Big Data technologies are becoming more and more relevant in the modern world due to the fact that traditional data processing technologies are not able to meet all the new needs. One of the most significant cases is the processing of the data formed in continuous streams, as it needs to be performed in real time while constantly receiving new data. The most prevalent approach to building systems and frameworks that support these kind of operations is called “cluster computing” and one of its most prominent features of it is the usage of programming models that enable concurrent distributed computation that is specified on a higher abstraction level. However, these systems can have performance issues caused by the fact that they are not able to use all of the resources available on the machines in the most efficient way. At the same time, other approaches like “high performance computing” handle this by remaining on a low level, but that means that solutions are very problem specific and difficult to implement. This thesis work intends to lay the foundations in trying to take the best of these approaches by developing the first prototype of an efficient data stream processing framework that is able to provide very high performance levels by using low level technologies while remaining general and relatively easy to use. In order to achieve this, one of the best data stream processing frameworks, Apache Flink, will be analyzed so that its architecture and design choices, together with the Actor Model for concurrent computation, will be used to design the proposed solution. This system will be written in C and, in order to facilitate the communication between the distributed computing nodes, the Message Passing Interface will be utilized. The architecture and description of the implementation of the proposed system will be showcased and then the results from extensive testing performed in order to confirm the efficiency will be presented.

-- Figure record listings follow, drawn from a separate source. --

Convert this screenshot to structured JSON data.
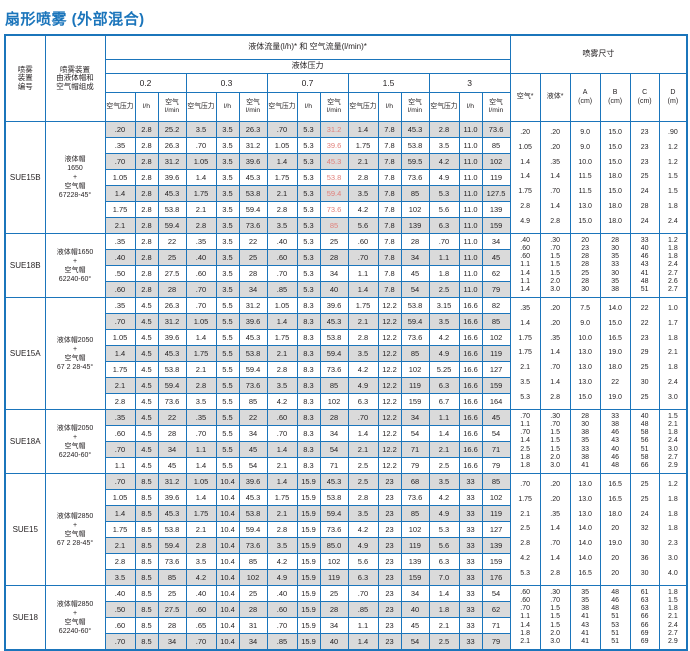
{
  "title": "扇形喷雾 (外部混合)",
  "colors": {
    "accent": "#1b75bb",
    "row_alt": "#dadada",
    "red_text": "#e0807b"
  },
  "table": {
    "header": {
      "device_no": "喷雾\n装置\n编号",
      "composition": "喷雾装置\n由液体帽和\n空气帽组成",
      "flow_title": "液体流量(l/h)* 和 空气流量(l/min)*",
      "pressure_title": "液体压力",
      "pressures": [
        "0.2",
        "0.3",
        "0.7",
        "1.5",
        "3"
      ],
      "sub": {
        "air_pressure": "空气压力",
        "lh": "l/h",
        "air_lmin": "空气\nl/min"
      },
      "dims_title": "喷雾尺寸",
      "dims_cols": [
        "空气*",
        "液体*",
        "A\n(cm)",
        "B\n(cm)",
        "C\n(cm)",
        "D\n(m)"
      ]
    },
    "groups": [
      {
        "id": "SUE15B",
        "cap": "液体帽\n1650\n+\n空气帽\n67228-45°",
        "red_col": 8,
        "rows": [
          [
            ".20",
            "2.8",
            "25.2",
            "3.5",
            "3.5",
            "26.3",
            ".70",
            "5.3",
            "31.2",
            "1.4",
            "7.8",
            "45.3",
            "2.8",
            "11.0",
            "73.6"
          ],
          [
            ".35",
            "2.8",
            "26.3",
            ".70",
            "3.5",
            "31.2",
            "1.05",
            "5.3",
            "39.6",
            "1.75",
            "7.8",
            "53.8",
            "3.5",
            "11.0",
            "85"
          ],
          [
            ".70",
            "2.8",
            "31.2",
            "1.05",
            "3.5",
            "39.6",
            "1.4",
            "5.3",
            "45.3",
            "2.1",
            "7.8",
            "59.5",
            "4.2",
            "11.0",
            "102"
          ],
          [
            "1.05",
            "2.8",
            "39.6",
            "1.4",
            "3.5",
            "45.3",
            "1.75",
            "5.3",
            "53.8",
            "2.8",
            "7.8",
            "73.6",
            "4.9",
            "11.0",
            "119"
          ],
          [
            "1.4",
            "2.8",
            "45.3",
            "1.75",
            "3.5",
            "53.8",
            "2.1",
            "5.3",
            "59.4",
            "3.5",
            "7.8",
            "85",
            "5.3",
            "11.0",
            "127.5"
          ],
          [
            "1.75",
            "2.8",
            "53.8",
            "2.1",
            "3.5",
            "59.4",
            "2.8",
            "5.3",
            "73.6",
            "4.2",
            "7.8",
            "102",
            "5.6",
            "11.0",
            "139"
          ],
          [
            "2.1",
            "2.8",
            "59.4",
            "2.8",
            "3.5",
            "73.6",
            "3.5",
            "5.3",
            "85",
            "5.6",
            "7.8",
            "139",
            "6.3",
            "11.0",
            "159"
          ]
        ],
        "dims": [
          [
            ".20",
            ".20",
            "9.0",
            "15.0",
            "23",
            ".90"
          ],
          [
            "1.05",
            ".20",
            "9.0",
            "15.0",
            "23",
            "1.2"
          ],
          [
            "1.4",
            ".35",
            "10.0",
            "15.0",
            "23",
            "1.2"
          ],
          [
            "1.4",
            "1.4",
            "11.5",
            "18.0",
            "25",
            "1.5"
          ],
          [
            "1.75",
            ".70",
            "11.5",
            "15.0",
            "24",
            "1.5"
          ],
          [
            "2.8",
            "1.4",
            "13.0",
            "18.0",
            "28",
            "1.8"
          ],
          [
            "4.9",
            "2.8",
            "15.0",
            "18.0",
            "24",
            "2.4"
          ]
        ]
      },
      {
        "id": "SUE18B",
        "cap": "液体帽1650\n+\n空气帽\n62240-60°",
        "red_col": null,
        "rows": [
          [
            ".35",
            "2.8",
            "22",
            ".35",
            "3.5",
            "22",
            ".40",
            "5.3",
            "25",
            ".60",
            "7.8",
            "28",
            ".70",
            "11.0",
            "34"
          ],
          [
            ".40",
            "2.8",
            "25",
            ".40",
            "3.5",
            "25",
            ".60",
            "5.3",
            "28",
            ".70",
            "7.8",
            "34",
            "1.1",
            "11.0",
            "45"
          ],
          [
            ".50",
            "2.8",
            "27.5",
            ".60",
            "3.5",
            "28",
            ".70",
            "5.3",
            "34",
            "1.1",
            "7.8",
            "45",
            "1.8",
            "11.0",
            "62"
          ],
          [
            ".60",
            "2.8",
            "28",
            ".70",
            "3.5",
            "34",
            ".85",
            "5.3",
            "40",
            "1.4",
            "7.8",
            "54",
            "2.5",
            "11.0",
            "79"
          ]
        ],
        "dims": [
          [
            ".40",
            ".30",
            "20",
            "28",
            "33",
            "1.2"
          ],
          [
            ".60",
            ".70",
            "23",
            "30",
            "40",
            "1.8"
          ],
          [
            ".60",
            "1.5",
            "28",
            "35",
            "46",
            "1.8"
          ],
          [
            "1.1",
            "1.5",
            "28",
            "33",
            "43",
            "2.4"
          ],
          [
            "1.4",
            "1.5",
            "25",
            "30",
            "41",
            "2.7"
          ],
          [
            "1.1",
            "2.0",
            "28",
            "35",
            "48",
            "2.6"
          ],
          [
            "1.4",
            "3.0",
            "30",
            "38",
            "51",
            "2.7"
          ]
        ]
      },
      {
        "id": "SUE15A",
        "cap": "液体帽2050\n+\n空气帽\n67 2 28-45°",
        "red_col": null,
        "rows": [
          [
            ".35",
            "4.5",
            "26.3",
            ".70",
            "5.5",
            "31.2",
            "1.05",
            "8.3",
            "39.6",
            "1.75",
            "12.2",
            "53.8",
            "3.15",
            "16.6",
            "82"
          ],
          [
            ".70",
            "4.5",
            "31.2",
            "1.05",
            "5.5",
            "39.6",
            "1.4",
            "8.3",
            "45.3",
            "2.1",
            "12.2",
            "59.4",
            "3.5",
            "16.6",
            "85"
          ],
          [
            "1.05",
            "4.5",
            "39.6",
            "1.4",
            "5.5",
            "45.3",
            "1.75",
            "8.3",
            "53.8",
            "2.8",
            "12.2",
            "73.6",
            "4.2",
            "16.6",
            "102"
          ],
          [
            "1.4",
            "4.5",
            "45.3",
            "1.75",
            "5.5",
            "53.8",
            "2.1",
            "8.3",
            "59.4",
            "3.5",
            "12.2",
            "85",
            "4.9",
            "16.6",
            "119"
          ],
          [
            "1.75",
            "4.5",
            "53.8",
            "2.1",
            "5.5",
            "59.4",
            "2.8",
            "8.3",
            "73.6",
            "4.2",
            "12.2",
            "102",
            "5.25",
            "16.6",
            "127"
          ],
          [
            "2.1",
            "4.5",
            "59.4",
            "2.8",
            "5.5",
            "73.6",
            "3.5",
            "8.3",
            "85",
            "4.9",
            "12.2",
            "119",
            "6.3",
            "16.6",
            "159"
          ],
          [
            "2.8",
            "4.5",
            "73.6",
            "3.5",
            "5.5",
            "85",
            "4.2",
            "8.3",
            "102",
            "6.3",
            "12.2",
            "159",
            "6.7",
            "16.6",
            "164"
          ]
        ],
        "dims": [
          [
            ".35",
            ".20",
            "7.5",
            "14.0",
            "22",
            "1.0"
          ],
          [
            "1.4",
            ".20",
            "9.0",
            "15.0",
            "22",
            "1.7"
          ],
          [
            "1.75",
            ".35",
            "10.0",
            "16.5",
            "23",
            "1.8"
          ],
          [
            "1.75",
            "1.4",
            "13.0",
            "19.0",
            "29",
            "2.1"
          ],
          [
            "2.1",
            ".70",
            "13.0",
            "18.0",
            "25",
            "1.8"
          ],
          [
            "3.5",
            "1.4",
            "13.0",
            "22",
            "30",
            "2.4"
          ],
          [
            "5.3",
            "2.8",
            "15.0",
            "19.0",
            "25",
            "3.0"
          ]
        ]
      },
      {
        "id": "SUE18A",
        "cap": "液体帽2050\n+\n空气帽\n62240-60°",
        "red_col": null,
        "rows": [
          [
            ".35",
            "4.5",
            "22",
            ".35",
            "5.5",
            "22",
            ".60",
            "8.3",
            "28",
            ".70",
            "12.2",
            "34",
            "1.1",
            "16.6",
            "45"
          ],
          [
            ".60",
            "4.5",
            "28",
            ".70",
            "5.5",
            "34",
            ".70",
            "8.3",
            "34",
            "1.4",
            "12.2",
            "54",
            "1.4",
            "16.6",
            "54"
          ],
          [
            ".70",
            "4.5",
            "34",
            "1.1",
            "5.5",
            "45",
            "1.4",
            "8.3",
            "54",
            "2.1",
            "12.2",
            "71",
            "2.1",
            "16.6",
            "71"
          ],
          [
            "1.1",
            "4.5",
            "45",
            "1.4",
            "5.5",
            "54",
            "2.1",
            "8.3",
            "71",
            "2.5",
            "12.2",
            "79",
            "2.5",
            "16.6",
            "79"
          ]
        ],
        "dims": [
          [
            ".70",
            ".30",
            "28",
            "33",
            "40",
            "1.5"
          ],
          [
            "1.1",
            ".70",
            "30",
            "38",
            "48",
            "2.1"
          ],
          [
            ".70",
            "1.5",
            "38",
            "46",
            "58",
            "1.8"
          ],
          [
            "1.4",
            "1.5",
            "35",
            "43",
            "56",
            "2.4"
          ],
          [
            "2.5",
            "1.5",
            "33",
            "40",
            "51",
            "3.0"
          ],
          [
            "1.8",
            "2.0",
            "38",
            "46",
            "58",
            "2.7"
          ],
          [
            "1.8",
            "3.0",
            "41",
            "48",
            "66",
            "2.9"
          ]
        ]
      },
      {
        "id": "SUE15",
        "cap": "液体帽2850\n+\n空气帽\n67 2 28-45°",
        "red_col": null,
        "rows": [
          [
            ".70",
            "8.5",
            "31.2",
            "1.05",
            "10.4",
            "39.6",
            "1.4",
            "15.9",
            "45.3",
            "2.5",
            "23",
            "68",
            "3.5",
            "33",
            "85"
          ],
          [
            "1.05",
            "8.5",
            "39.6",
            "1.4",
            "10.4",
            "45.3",
            "1.75",
            "15.9",
            "53.8",
            "2.8",
            "23",
            "73.6",
            "4.2",
            "33",
            "102"
          ],
          [
            "1.4",
            "8.5",
            "45.3",
            "1.75",
            "10.4",
            "53.8",
            "2.1",
            "15.9",
            "59.4",
            "3.5",
            "23",
            "85",
            "4.9",
            "33",
            "119"
          ],
          [
            "1.75",
            "8.5",
            "53.8",
            "2.1",
            "10.4",
            "59.4",
            "2.8",
            "15.9",
            "73.6",
            "4.2",
            "23",
            "102",
            "5.3",
            "33",
            "127"
          ],
          [
            "2.1",
            "8.5",
            "59.4",
            "2.8",
            "10.4",
            "73.6",
            "3.5",
            "15.9",
            "85.0",
            "4.9",
            "23",
            "119",
            "5.6",
            "33",
            "139"
          ],
          [
            "2.8",
            "8.5",
            "73.6",
            "3.5",
            "10.4",
            "85",
            "4.2",
            "15.9",
            "102",
            "5.6",
            "23",
            "139",
            "6.3",
            "33",
            "159"
          ],
          [
            "3.5",
            "8.5",
            "85",
            "4.2",
            "10.4",
            "102",
            "4.9",
            "15.9",
            "119",
            "6.3",
            "23",
            "159",
            "7.0",
            "33",
            "176"
          ]
        ],
        "dims": [
          [
            ".70",
            ".20",
            "13.0",
            "16.5",
            "25",
            "1.2"
          ],
          [
            "1.75",
            ".20",
            "13.0",
            "16.5",
            "25",
            "1.8"
          ],
          [
            "2.1",
            ".35",
            "13.0",
            "18.0",
            "24",
            "1.8"
          ],
          [
            "2.5",
            "1.4",
            "14.0",
            "20",
            "32",
            "1.8"
          ],
          [
            "2.8",
            ".70",
            "14.0",
            "19.0",
            "30",
            "2.3"
          ],
          [
            "4.2",
            "1.4",
            "14.0",
            "20",
            "36",
            "3.0"
          ],
          [
            "5.3",
            "2.8",
            "16.5",
            "20",
            "30",
            "4.0"
          ]
        ]
      },
      {
        "id": "SUE18",
        "cap": "液体帽2850\n+\n空气帽\n62240-60°",
        "red_col": null,
        "rows": [
          [
            ".40",
            "8.5",
            "25",
            ".40",
            "10.4",
            "25",
            ".40",
            "15.9",
            "25",
            ".70",
            "23",
            "34",
            "1.4",
            "33",
            "54"
          ],
          [
            ".50",
            "8.5",
            "27.5",
            ".60",
            "10.4",
            "28",
            ".60",
            "15.9",
            "28",
            ".85",
            "23",
            "40",
            "1.8",
            "33",
            "62"
          ],
          [
            ".60",
            "8.5",
            "28",
            ".65",
            "10.4",
            "31",
            ".70",
            "15.9",
            "34",
            "1.1",
            "23",
            "45",
            "2.1",
            "33",
            "71"
          ],
          [
            ".70",
            "8.5",
            "34",
            ".70",
            "10.4",
            "34",
            ".85",
            "15.9",
            "40",
            "1.4",
            "23",
            "54",
            "2.5",
            "33",
            "79"
          ]
        ],
        "dims": [
          [
            ".60",
            ".30",
            "35",
            "48",
            "61",
            "1.8"
          ],
          [
            ".60",
            ".70",
            "35",
            "46",
            "63",
            "1.5"
          ],
          [
            ".70",
            "1.5",
            "38",
            "48",
            "63",
            "1.8"
          ],
          [
            "1.1",
            "1.5",
            "41",
            "51",
            "66",
            "2.1"
          ],
          [
            "1.4",
            "1.5",
            "43",
            "53",
            "66",
            "2.4"
          ],
          [
            "1.8",
            "2.0",
            "41",
            "51",
            "69",
            "2.7"
          ],
          [
            "2.1",
            "3.0",
            "41",
            "51",
            "69",
            "2.9"
          ]
        ]
      }
    ]
  }
}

Le tecnologie dei Big Data stanno diventando sempre più rilevanti nel mondo moderno poiché quelle tradizionali di elaborazione dei dati non sono in grado di soddisfare tutte le nuove esigenze. Uno dei casi più significativi è l'elaborazione dei dati in flussi continui, poiché devono essere generati in tempo reale mentre si ricevono costantemente nuovi dati. L'approccio più diffuso alla costruzione di sistemi e framework che supportano questo tipo di operazioni è chiamato "cluster computing" e una delle sue caratteristiche più importanti è l'uso di modelli di programmazione che consentono il calcolo distribuito simultaneo, presentato con un livello di astrazione più elevato. Tuttavia, questi sistemi possono avere problemi di prestazioni causati dal fatto che non sono in grado di utilizzare tutte le risorse disponibili sulle macchine nel modo più efficiente. Altri approcci come l' "high performance computing" gestiscono questo problema rimanendo a un livello inferiore, ma ciò significa che le soluzioni sono molto specifiche e difficili da implementare. Questa tesi si propone di prendere il meglio da questi approcci sviluppando il primo prototipo di framework di elaborazione del flusso di dati efficiente in grado di fornire livelli di prestazioni molto elevati utilizzando tecnologie di basso livello rimanendo flessibile e relativamente facile da usare. Per raggiungere questo obiettivo, uno dei migliori framework di elaborazione del flusso di dati, Apache Flink, sarà analizzato in modo da utilizzare la sua architettura e le sue scelte di progettazione, insieme al Actor Model per il calcolo simultaneo, per progettare la soluzione proposta. Questo sistema sarà scritto in C e, al fine di facilitare la comunicazione tra i nodi di calcolo distribuiti, verrà utilizzato il Message Passing Interface. Si mostrerà l'architettura e la descrizione dell'implementazione del sistema proposto e verranno presentati i risultati di test approfonditi effettuati per confermarne l'efficienza.